Jeśli rzeczywiście to, o czym się dziś dowiedzieliśmy, to były wszystkie polskie postulaty, to naprawdę jestem bardzo tym zaniepokojony – tak Donald Tusk podsumował w środę ustalenia przywódców NATO, które zapadły na szczycie w Madrycie. Decyzje, które zapadły, zdaniem szefa PO „nie zwiększają w sposób jednoznaczny polskiego bezpieczeństwa”. Były premier mówił o tym na spotkaniu liderów opozycji w Senacie.
Na początku spotkania w Senacie przewodniczący Platformy Obywatelskiej występując u boku marszałka Tomasza Grodzkiego mówił o swoich oczekiwaniach, jakie miał wobec spotkania przywódców Paktu Północnoatlantyckiego, które do czwartku potrwa w Madrycie.

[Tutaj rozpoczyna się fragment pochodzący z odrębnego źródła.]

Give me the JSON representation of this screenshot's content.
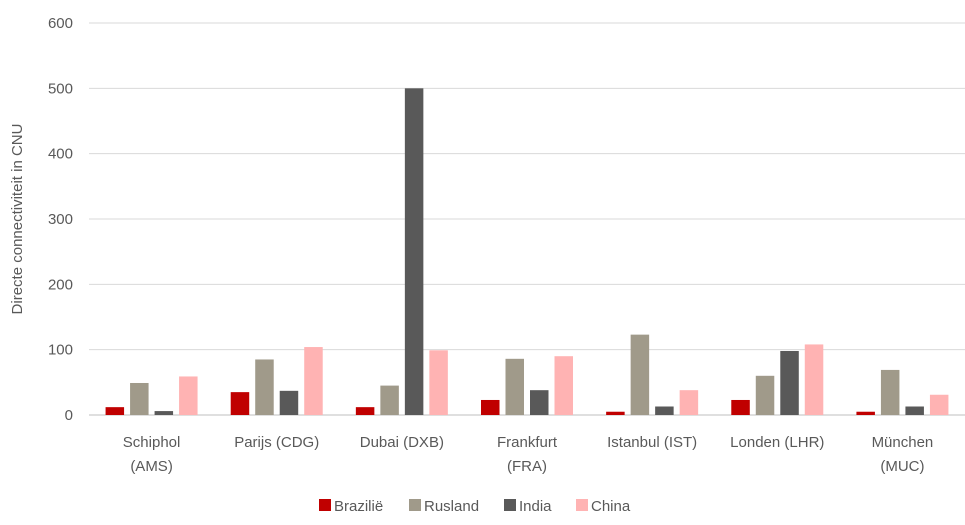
{
  "chart_data": {
    "type": "bar",
    "categories": [
      [
        "Schiphol",
        "(AMS)"
      ],
      [
        "Parijs (CDG)"
      ],
      [
        "Dubai (DXB)"
      ],
      [
        "Frankfurt",
        "(FRA)"
      ],
      [
        "Istanbul (IST)"
      ],
      [
        "Londen (LHR)"
      ],
      [
        "München",
        "(MUC)"
      ]
    ],
    "series": [
      {
        "name": "Brazilië",
        "color": "#c00000",
        "values": [
          12,
          35,
          12,
          23,
          5,
          23,
          5
        ]
      },
      {
        "name": "Rusland",
        "color": "#a09a8a",
        "values": [
          49,
          85,
          45,
          86,
          123,
          60,
          69
        ]
      },
      {
        "name": "India",
        "color": "#595959",
        "values": [
          6,
          37,
          500,
          38,
          13,
          98,
          13
        ]
      },
      {
        "name": "China",
        "color": "#ffb3b3",
        "values": [
          59,
          104,
          99,
          90,
          38,
          108,
          31
        ]
      }
    ],
    "xlabel": "",
    "ylabel": "Directe connectiviteit in CNU",
    "ylim": [
      0,
      600
    ],
    "yticks": [
      0,
      100,
      200,
      300,
      400,
      500,
      600
    ],
    "grid": true,
    "legend_position": "bottom"
  }
}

Donald Tusk krytycznie o decyzjach NATO
– Zależało nam wszystkim, żeby te wcale te niewygórowane aspiracje Polski, czyli dwie brygady na flance wschodniej w tej polskiej części – mówię o stałym pobycie dwóch brygad jako takim czymś oczywistym – i ja miałem nadzieję, że to będzie taki postulat, z którym prezydent Duda pojedzie do Madrytu – argumentował Donald Tusk. Dlatego – jak mówił – z rozczarowaniem przyjął słowa szefa BBN Pawła Solocha, że polskie oczekiwania wobec szczytu zostały spełnione.
Zdaniem Tuska Polska powinna się domagać znacznie więcej, a to, co zdecydowali zachodni przywódcy – jego zdaniem – „nie zwiększa w sposób jednoznaczny polskiego bezpieczeństwa”.
– Obiektywnie dzisiaj, może dlatego, że tak mało ambitne i mało podmiotowe są działania polskiej strony, jesteśmy w gorszej sytuacji niż pół roku temu, jeśli chodzi o nasze bezpieczeństwo. Tak zupełnie fundamentalnie – stwierdził.
W Polsce powstanie stała kwatera główna V korpusu armii USA
Bezprecedensowa decyzja oznacza pierwsze stałe rozmieszczenie sił USA na wschodniej flance. W komunikacie Pentagonu wskazano też, że „to działanie opiera się na centralnej roli, jaką Polska odgrywa we wsparciu wiarygodnego odstraszania i obronności NATO”.
#wieszwiecejPolub nas
Przedstawiciele Pentagonu dodają, że istotne skutki dla całego regionu będzie miało również rozmieszczenie dodatkowego Brygadowego Zespołu Bojowego w Rumunii, co umożliwi utrzymanie potencjalnych dodatkowych sił wysłanych przez USA do regionu, pozwoli na zwiększenie rotacyjnej obecności wojsk USA w państwach bałtyckich oraz na częstsze i bardziej regularne ćwiczenia.
Największe zmiany w NATO od czasów Zimnej Wojny
O największych od czasów Zimnej Wojny zmianach w obronności Sojuszu mówił również jego szef Jens Stoltenberg: „Zwiększymy nasze grupy bojowe na Wschodzie do poziomu brygad. Przekształcimy siły odpowiedzi i zwiększymy liczebność sił szybkiego reagowania do ponad 300 tysięcy żołnierzy”.
Na wschodnią flankę NATO, czyli do krajów, które graniczą z Rosją i Białorusią, przyjedzie też więcej sprzętu i amunicji. Powstaną też magazyny broni. Wszystko to ma dać jasny sygnał dla Rosji, że jeśli zaatakuje ona jakikolwiek kraj NATO, to odpowiedź Sojuszu będzie natychmiastowa.
Sojusz przyjął też nową koncepcję strategiczną, w której Rosja określona została jako „największe, bezpośrednie zagrożenie dla NATO” – o czym więcej pisaliśmy tutaj.
Nie tylko militarnie. Ważna też pomoc Ukrainie
Działania polskiej delegacji nie ograniczały się do kwestii militarnych – o czym w środę mówił prezydent Andrzej Duda. Wskazywał, że dzięki jego zabiegom, po dwudniowych negocjacjach, w deklaracji końcowej szczytu NATO w Madrycie znalazł się zapis o szczególnym wsparciu dla członków sojuszu zaangażowanych w pomoc Ukrainie.
Andrzej Duda dodał, że polską propozycję poparły wszystkie kraje ze wschodniej flanki NATO, a także Stany Zjednoczone i Wielka Brytania.